Cooperatives found, contrary to Maciunas’s reassurances, that they could not get their deposit money back from other co-ops when their own closing date for purchase arrived. One cooperative reported having to pay an interest rate of 25 percent a month to borrow two thousand dollars from another Fluxhouse in order to forestall the foreclosure of their mortgage. In another instance, a cooperative found itself sued by the bank which handled its deposits because of Maciunas’s policy of shifting money from account to account. Individual cooperatives quickly discovered that if they were to survive, they had to fend for themselves in financial matter. Maciunas was hurt by this turn toward economic self-interest on the part of the cooperatives and by the criticism of his leadership which he felt had inspired it. In a letter in which he relinquished all managerial connections with two Fluxhouse units, Maciunas explained the dispute from his side.
I did not mind doing all this [managerial work] free of charge if it was going to advance the selfless spirit of collectivism. Unfortunately, it did nothing of the sort. As soon as opportunity presented itself, the collective spirit fell apart- members selfishly promoting their own interests at the expense of the cooperative and separate cooperatives promoting their interests at the expense of the entire collective. More specifically,… the Grand St. directors saw no reason why their temporarily excessive funds should have been used to save Wooster St. from disaster and Wooster Street’s treasurer saw no reason to reciprocate this good will by returning this borrowed money or part to save Grand Street from disaster. Members showed their distrust in me, or envying better spaces of other members, actually entered those spaces to remeasure and recalculate the spaces as to increase other’s and decrease their own monthly rents. Etc., etc., ad nauseam… Furthermore, since several members expressed dissatisfaction with my methods of management and accounting, a few even suspecting me of making a fortune (!), I decided to stop wasting my selfless interest which is unappreciated anyway and become just as selfish as everybody else.
THUS: … I will stop giving free time and advice on all matters relating to architecture, electrical engineering, management, accounting, carpentry, building code, contractors, supplies, etc…. I will charge… for my past work in management, general contracting and accounting at the low rate of $40 per week…. Any further time spent by me on any of the above matters will be charged to you at the rate of $10 per hours (which is the rate I received at the time I quit my job).
Maciunas continued to sponsor cooperatives, but only as individual ventures and for a fixed fee The Fluxhouse phase in SoHo was over by late 1968. In the absence of any overall financial resources, the problem of survival had individuated each cooperative.

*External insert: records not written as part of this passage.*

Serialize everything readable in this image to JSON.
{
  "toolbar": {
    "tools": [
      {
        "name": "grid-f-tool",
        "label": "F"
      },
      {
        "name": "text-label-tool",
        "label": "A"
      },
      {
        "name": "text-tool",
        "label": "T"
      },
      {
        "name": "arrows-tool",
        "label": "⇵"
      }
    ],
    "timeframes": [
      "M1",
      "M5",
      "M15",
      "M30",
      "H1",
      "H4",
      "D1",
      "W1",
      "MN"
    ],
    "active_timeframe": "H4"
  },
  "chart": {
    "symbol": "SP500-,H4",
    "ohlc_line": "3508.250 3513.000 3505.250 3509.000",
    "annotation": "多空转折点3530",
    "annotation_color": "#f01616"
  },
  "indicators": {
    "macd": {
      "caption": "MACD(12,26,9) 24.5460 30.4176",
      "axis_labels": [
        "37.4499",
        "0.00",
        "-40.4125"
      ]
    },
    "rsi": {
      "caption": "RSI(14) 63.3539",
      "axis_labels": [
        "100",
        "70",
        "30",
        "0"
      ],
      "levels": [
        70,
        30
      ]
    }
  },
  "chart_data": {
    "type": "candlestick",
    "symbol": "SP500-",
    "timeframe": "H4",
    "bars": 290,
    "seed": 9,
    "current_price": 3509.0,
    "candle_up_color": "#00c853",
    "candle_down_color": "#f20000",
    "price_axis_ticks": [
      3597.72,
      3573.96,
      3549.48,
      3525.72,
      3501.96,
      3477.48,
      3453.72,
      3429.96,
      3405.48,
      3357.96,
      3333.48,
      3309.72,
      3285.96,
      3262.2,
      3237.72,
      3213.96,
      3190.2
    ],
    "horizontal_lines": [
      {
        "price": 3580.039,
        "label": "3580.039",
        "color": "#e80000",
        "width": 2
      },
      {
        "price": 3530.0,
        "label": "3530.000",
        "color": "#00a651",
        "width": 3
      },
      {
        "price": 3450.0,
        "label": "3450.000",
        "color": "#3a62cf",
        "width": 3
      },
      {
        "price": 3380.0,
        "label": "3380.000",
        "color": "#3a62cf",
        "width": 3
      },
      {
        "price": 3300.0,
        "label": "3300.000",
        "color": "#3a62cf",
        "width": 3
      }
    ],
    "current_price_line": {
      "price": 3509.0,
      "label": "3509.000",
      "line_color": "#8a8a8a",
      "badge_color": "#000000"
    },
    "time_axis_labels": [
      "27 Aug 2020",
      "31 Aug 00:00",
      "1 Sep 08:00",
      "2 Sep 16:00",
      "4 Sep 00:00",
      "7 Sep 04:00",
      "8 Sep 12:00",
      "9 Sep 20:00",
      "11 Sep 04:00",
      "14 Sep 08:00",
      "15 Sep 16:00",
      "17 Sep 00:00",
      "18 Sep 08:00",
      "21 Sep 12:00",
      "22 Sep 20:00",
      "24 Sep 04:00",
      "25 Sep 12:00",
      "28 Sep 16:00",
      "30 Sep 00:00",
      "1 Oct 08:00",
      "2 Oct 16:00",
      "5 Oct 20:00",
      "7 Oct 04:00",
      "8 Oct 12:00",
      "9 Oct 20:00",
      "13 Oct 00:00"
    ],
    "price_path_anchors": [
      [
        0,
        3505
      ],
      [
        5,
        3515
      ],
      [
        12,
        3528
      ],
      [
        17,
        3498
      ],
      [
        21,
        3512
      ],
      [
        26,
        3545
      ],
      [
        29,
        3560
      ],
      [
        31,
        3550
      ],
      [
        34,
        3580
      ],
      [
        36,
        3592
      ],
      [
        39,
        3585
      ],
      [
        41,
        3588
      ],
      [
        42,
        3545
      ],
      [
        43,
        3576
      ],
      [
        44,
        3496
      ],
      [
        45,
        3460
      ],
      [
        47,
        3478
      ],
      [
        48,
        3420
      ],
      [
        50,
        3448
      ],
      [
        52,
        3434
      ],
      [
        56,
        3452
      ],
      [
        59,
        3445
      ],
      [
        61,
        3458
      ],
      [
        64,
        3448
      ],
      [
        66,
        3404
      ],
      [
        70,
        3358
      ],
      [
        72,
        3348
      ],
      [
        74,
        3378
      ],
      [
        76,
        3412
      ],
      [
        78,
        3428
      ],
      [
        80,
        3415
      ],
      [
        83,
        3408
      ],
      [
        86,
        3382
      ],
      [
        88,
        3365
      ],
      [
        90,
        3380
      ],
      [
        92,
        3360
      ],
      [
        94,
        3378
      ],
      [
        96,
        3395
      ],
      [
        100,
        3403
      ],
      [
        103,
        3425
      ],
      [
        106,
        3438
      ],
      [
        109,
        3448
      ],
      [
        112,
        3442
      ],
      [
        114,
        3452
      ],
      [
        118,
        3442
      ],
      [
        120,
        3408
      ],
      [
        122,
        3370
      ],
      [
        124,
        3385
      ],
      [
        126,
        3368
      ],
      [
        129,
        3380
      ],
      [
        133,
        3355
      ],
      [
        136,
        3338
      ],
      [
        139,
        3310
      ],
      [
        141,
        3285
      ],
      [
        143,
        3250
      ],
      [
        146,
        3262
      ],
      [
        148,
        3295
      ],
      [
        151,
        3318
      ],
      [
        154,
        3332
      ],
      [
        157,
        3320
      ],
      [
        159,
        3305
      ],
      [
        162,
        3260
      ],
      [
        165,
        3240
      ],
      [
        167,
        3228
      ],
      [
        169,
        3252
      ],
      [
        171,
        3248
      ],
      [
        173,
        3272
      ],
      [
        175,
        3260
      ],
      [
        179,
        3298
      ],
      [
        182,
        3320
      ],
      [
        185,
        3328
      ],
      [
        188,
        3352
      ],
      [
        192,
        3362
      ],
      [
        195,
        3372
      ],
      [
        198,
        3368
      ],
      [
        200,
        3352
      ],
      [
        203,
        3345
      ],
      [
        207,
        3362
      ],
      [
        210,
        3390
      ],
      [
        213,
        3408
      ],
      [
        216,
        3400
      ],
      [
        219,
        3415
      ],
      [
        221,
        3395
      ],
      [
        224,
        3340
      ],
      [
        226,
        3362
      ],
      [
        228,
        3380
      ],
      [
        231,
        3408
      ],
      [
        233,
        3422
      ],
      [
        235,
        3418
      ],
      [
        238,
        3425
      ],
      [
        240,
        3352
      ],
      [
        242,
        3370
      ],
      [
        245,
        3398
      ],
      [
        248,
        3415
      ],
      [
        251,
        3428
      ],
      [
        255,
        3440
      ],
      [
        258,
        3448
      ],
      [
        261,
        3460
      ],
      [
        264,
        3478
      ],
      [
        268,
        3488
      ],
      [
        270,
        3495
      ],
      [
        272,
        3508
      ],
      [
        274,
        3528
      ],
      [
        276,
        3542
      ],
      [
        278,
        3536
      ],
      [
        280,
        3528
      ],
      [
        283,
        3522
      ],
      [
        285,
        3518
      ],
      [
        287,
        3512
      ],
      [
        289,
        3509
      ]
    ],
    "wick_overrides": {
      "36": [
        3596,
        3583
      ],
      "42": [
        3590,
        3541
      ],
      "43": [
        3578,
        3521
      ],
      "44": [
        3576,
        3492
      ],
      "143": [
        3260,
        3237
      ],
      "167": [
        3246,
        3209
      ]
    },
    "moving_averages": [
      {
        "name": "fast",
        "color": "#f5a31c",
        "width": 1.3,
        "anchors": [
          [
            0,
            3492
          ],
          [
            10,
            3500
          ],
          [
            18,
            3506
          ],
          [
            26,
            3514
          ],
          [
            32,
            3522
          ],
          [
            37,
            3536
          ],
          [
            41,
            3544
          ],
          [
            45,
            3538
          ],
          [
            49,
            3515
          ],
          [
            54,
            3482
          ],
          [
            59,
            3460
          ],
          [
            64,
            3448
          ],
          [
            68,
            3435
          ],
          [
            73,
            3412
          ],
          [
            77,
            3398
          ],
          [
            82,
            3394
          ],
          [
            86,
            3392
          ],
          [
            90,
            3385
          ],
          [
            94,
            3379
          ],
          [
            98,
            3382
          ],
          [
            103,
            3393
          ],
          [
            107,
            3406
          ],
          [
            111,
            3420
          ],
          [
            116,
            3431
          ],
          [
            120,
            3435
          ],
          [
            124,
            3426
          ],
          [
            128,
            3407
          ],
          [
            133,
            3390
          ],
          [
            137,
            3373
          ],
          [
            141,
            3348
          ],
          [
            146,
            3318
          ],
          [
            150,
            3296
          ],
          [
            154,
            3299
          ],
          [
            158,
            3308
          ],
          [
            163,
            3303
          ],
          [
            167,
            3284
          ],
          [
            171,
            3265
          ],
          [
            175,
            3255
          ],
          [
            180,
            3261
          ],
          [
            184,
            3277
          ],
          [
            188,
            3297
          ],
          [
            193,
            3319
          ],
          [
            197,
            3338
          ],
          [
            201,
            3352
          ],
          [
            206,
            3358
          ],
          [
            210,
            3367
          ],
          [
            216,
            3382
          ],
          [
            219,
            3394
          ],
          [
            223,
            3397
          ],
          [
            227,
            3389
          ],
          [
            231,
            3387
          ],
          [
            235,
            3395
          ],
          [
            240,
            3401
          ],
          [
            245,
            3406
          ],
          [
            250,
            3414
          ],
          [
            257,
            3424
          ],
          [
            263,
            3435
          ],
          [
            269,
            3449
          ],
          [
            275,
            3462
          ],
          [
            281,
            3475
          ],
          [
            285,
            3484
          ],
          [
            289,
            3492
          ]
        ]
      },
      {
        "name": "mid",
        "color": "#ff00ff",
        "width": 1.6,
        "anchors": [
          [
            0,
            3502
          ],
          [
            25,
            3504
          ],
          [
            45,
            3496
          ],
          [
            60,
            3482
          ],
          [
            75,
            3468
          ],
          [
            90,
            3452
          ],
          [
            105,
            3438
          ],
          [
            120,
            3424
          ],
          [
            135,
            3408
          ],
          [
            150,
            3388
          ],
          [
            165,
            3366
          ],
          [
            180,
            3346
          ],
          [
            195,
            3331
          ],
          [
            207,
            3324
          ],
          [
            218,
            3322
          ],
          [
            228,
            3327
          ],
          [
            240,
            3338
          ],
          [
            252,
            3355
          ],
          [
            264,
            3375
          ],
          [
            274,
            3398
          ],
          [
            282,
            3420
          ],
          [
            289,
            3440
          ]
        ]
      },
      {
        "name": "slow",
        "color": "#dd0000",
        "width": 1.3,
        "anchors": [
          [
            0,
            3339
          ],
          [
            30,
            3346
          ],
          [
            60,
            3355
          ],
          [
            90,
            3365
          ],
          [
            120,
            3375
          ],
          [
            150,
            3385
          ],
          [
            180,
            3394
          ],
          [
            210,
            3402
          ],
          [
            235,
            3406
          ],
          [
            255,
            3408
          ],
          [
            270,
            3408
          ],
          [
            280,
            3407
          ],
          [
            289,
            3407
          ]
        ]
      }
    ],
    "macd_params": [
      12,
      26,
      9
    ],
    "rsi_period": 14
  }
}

Financial anxiety and the recourse to purely personal resources available to the individual; shareholders made self-management for each cooperative a necessity. A secularizing monetary fear had washed away any illusions about the bonds of a gemeinschaft between cooperative. Nevertheless, it soon was to become apparent that the larger problem of resolving the artists’ illegal residential status would require an area-wide organizational approach. The territorial district itself evolved as the basis for a functionally important form of community in the next phase of development.
Charles R. Simpson, “The Achievement of Territorial Community” in SoHo: The Artist in the City (Chicago: The University of Chicago Press, 1981) pp. 153-188.